One U.S. State Just Ended Homelessness For Veterans

Hopefully other states are paying attention.

On Wednesday the office of Virginia governor Terry McAuliffe issued a striking press release: Virginia has “functionally” ended homelessness for military veterans in that state. Mic.com breaks down just what that means:

[Virginia] has met the federal definition of ending homelessness, meaning there are no veterans who lack housing, except for those who have refused an offer. The benchmark also means that state has the resources to take in any veterans who want housing in the future within 90 days.

Virginia, which has the seventh largest veteran population in the country, has matched more than 1,400 homeless veterans with permanent housing in the past year, McAuliffe’s office said.

Homelessness among veterans is a national disgrace. According to the National Coalition for Homeless Veterans, nearly 50,000 men and women who served their country on the battlefield find themselves homeless on any given night, a number that includes some 12,700 veterans who fought in Iraq or Afghanistan since 9/11. And the number of young homeless veterans is gradually increasing, often due to trauma sustained on the battlefield. Given the scandals that have marred the Department of Veterans Affairs in recent years, this treatment of our fighting men and women is an outright embarrassment. 

Virginia may be showing the rest of the country a way forward. Virginia’s achievement is an outgrowth from the Mayor’s Challenge to End Homelessness, a concentrated effort promoted by the Department of Housing and Urban Development and the VA in 2014 to help homeless vets find shelter by the end of 2015. Virginia succeeded through a “Housing First” protocol—a policy that, as Mic.com reported, “holds that providing homeless people with safe, supportive shelter is a precondition for attending to the issues that caused them to slip through the cracks in the first place.”

This is only the beginning. Mic.com reported that veteran homelessness has declined by 36 percent nationwide since the White House began efforts to end the crisis back in 2010. Cities outside of Virginia which have successfully established programs giving shelter to vets who need it include Phoenix and New Orleans and more recently, Las Vegas and Syracuse, N.Y.

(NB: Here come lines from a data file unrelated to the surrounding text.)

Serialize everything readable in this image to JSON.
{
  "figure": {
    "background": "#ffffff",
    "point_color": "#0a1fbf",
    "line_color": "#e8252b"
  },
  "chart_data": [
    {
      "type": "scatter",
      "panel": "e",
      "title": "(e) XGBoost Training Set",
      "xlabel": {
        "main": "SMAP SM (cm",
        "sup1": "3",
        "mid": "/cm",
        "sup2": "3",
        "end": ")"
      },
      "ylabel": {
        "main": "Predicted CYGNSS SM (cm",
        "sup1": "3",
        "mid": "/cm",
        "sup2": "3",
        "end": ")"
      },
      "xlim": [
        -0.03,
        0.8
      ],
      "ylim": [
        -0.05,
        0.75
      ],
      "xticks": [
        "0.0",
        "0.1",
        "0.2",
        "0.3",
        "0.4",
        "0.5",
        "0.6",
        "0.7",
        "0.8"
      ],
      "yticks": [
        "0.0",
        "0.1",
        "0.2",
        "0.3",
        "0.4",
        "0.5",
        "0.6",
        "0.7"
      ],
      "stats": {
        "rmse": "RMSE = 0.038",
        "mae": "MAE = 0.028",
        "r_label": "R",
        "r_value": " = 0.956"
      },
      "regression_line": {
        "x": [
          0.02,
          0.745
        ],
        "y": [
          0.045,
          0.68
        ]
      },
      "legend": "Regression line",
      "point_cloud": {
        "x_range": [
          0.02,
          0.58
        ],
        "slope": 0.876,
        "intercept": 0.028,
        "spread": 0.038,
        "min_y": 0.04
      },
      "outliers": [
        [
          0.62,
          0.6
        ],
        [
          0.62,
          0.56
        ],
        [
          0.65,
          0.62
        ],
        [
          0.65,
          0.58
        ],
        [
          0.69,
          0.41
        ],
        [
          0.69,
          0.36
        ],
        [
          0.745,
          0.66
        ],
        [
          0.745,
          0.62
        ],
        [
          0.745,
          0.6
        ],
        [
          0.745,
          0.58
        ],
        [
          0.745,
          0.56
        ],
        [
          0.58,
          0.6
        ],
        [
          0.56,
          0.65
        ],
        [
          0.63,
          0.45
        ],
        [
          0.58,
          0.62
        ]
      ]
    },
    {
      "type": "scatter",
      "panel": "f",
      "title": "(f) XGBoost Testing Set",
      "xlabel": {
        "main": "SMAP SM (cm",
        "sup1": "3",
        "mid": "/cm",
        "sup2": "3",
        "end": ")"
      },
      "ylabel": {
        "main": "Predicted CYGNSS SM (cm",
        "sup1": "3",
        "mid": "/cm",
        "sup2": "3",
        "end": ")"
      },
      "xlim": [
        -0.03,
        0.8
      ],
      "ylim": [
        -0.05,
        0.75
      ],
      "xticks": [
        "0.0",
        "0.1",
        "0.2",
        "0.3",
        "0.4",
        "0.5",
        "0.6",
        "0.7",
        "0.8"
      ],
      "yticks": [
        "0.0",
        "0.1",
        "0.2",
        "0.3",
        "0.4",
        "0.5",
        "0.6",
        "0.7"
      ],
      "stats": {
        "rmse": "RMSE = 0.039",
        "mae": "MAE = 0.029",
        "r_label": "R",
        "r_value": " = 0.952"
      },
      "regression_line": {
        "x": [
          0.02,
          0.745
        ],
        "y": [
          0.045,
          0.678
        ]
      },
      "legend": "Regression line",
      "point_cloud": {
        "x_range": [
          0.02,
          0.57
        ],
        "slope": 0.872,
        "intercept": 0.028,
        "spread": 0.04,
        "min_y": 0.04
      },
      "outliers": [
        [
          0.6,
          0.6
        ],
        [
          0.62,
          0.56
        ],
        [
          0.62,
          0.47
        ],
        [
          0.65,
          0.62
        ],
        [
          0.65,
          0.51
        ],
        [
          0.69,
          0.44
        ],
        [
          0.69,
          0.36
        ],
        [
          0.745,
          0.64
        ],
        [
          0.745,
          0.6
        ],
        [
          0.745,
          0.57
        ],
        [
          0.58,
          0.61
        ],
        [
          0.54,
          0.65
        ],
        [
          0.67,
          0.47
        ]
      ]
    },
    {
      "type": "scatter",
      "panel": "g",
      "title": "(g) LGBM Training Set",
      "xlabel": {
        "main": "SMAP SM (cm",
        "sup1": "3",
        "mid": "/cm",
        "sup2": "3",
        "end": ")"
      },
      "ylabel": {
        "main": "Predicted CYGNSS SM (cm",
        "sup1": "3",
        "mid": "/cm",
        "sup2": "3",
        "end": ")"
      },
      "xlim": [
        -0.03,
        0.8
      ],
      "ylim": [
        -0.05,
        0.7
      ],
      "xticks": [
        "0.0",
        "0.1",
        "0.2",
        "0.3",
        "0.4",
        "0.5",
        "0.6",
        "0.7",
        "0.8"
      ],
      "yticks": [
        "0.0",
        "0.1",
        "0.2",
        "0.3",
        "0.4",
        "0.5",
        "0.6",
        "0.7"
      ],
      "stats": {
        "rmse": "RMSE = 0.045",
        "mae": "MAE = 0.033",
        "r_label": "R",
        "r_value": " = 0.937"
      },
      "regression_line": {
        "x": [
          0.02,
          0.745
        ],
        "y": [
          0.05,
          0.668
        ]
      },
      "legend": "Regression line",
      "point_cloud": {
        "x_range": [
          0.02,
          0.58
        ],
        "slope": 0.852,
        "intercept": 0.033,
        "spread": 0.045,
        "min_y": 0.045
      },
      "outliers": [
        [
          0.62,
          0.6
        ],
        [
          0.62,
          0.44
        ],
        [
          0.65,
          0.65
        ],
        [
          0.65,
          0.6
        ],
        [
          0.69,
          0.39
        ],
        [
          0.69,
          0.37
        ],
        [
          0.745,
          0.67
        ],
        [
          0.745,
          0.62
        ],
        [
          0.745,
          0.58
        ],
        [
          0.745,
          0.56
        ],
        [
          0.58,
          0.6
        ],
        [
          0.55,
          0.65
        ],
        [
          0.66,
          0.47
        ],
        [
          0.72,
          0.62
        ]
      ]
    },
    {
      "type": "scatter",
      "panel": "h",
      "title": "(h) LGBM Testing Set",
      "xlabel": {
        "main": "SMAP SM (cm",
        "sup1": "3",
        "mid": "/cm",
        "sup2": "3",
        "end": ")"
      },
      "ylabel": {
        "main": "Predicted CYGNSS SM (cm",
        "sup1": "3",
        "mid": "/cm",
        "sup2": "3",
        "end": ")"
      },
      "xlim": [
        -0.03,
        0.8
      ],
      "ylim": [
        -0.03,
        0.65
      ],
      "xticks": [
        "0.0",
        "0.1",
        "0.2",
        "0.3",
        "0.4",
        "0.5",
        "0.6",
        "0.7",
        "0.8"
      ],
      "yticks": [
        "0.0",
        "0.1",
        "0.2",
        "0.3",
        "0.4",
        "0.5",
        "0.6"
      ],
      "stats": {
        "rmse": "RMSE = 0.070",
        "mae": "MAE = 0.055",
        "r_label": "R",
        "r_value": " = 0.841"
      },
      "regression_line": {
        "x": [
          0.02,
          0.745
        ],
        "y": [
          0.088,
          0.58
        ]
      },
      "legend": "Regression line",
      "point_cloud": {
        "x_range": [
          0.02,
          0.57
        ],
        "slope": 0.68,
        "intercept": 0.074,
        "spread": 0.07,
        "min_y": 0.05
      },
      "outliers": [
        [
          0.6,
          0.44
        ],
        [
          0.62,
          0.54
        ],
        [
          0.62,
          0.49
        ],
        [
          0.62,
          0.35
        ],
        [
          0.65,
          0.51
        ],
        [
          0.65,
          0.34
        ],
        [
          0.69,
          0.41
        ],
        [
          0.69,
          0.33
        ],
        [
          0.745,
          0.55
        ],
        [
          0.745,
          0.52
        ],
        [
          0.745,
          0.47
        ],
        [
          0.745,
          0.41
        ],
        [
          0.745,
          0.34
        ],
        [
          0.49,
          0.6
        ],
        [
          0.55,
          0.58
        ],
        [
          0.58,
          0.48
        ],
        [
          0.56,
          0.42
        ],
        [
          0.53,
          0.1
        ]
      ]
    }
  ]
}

In his statement regarding this hopeful step forward, Governor Terry McAuliffe said his state “must remain committed to keeping homelessness among veterans, and, all Virginians, rare, brief and non-recurring.” 

“This successful effort,” he continued, “will serve as the launching pad for our next goal of functionally ending chronic homelessness among all Virginians by the end of 2017.” 

We can only hope that other states follow Virginia’s lead.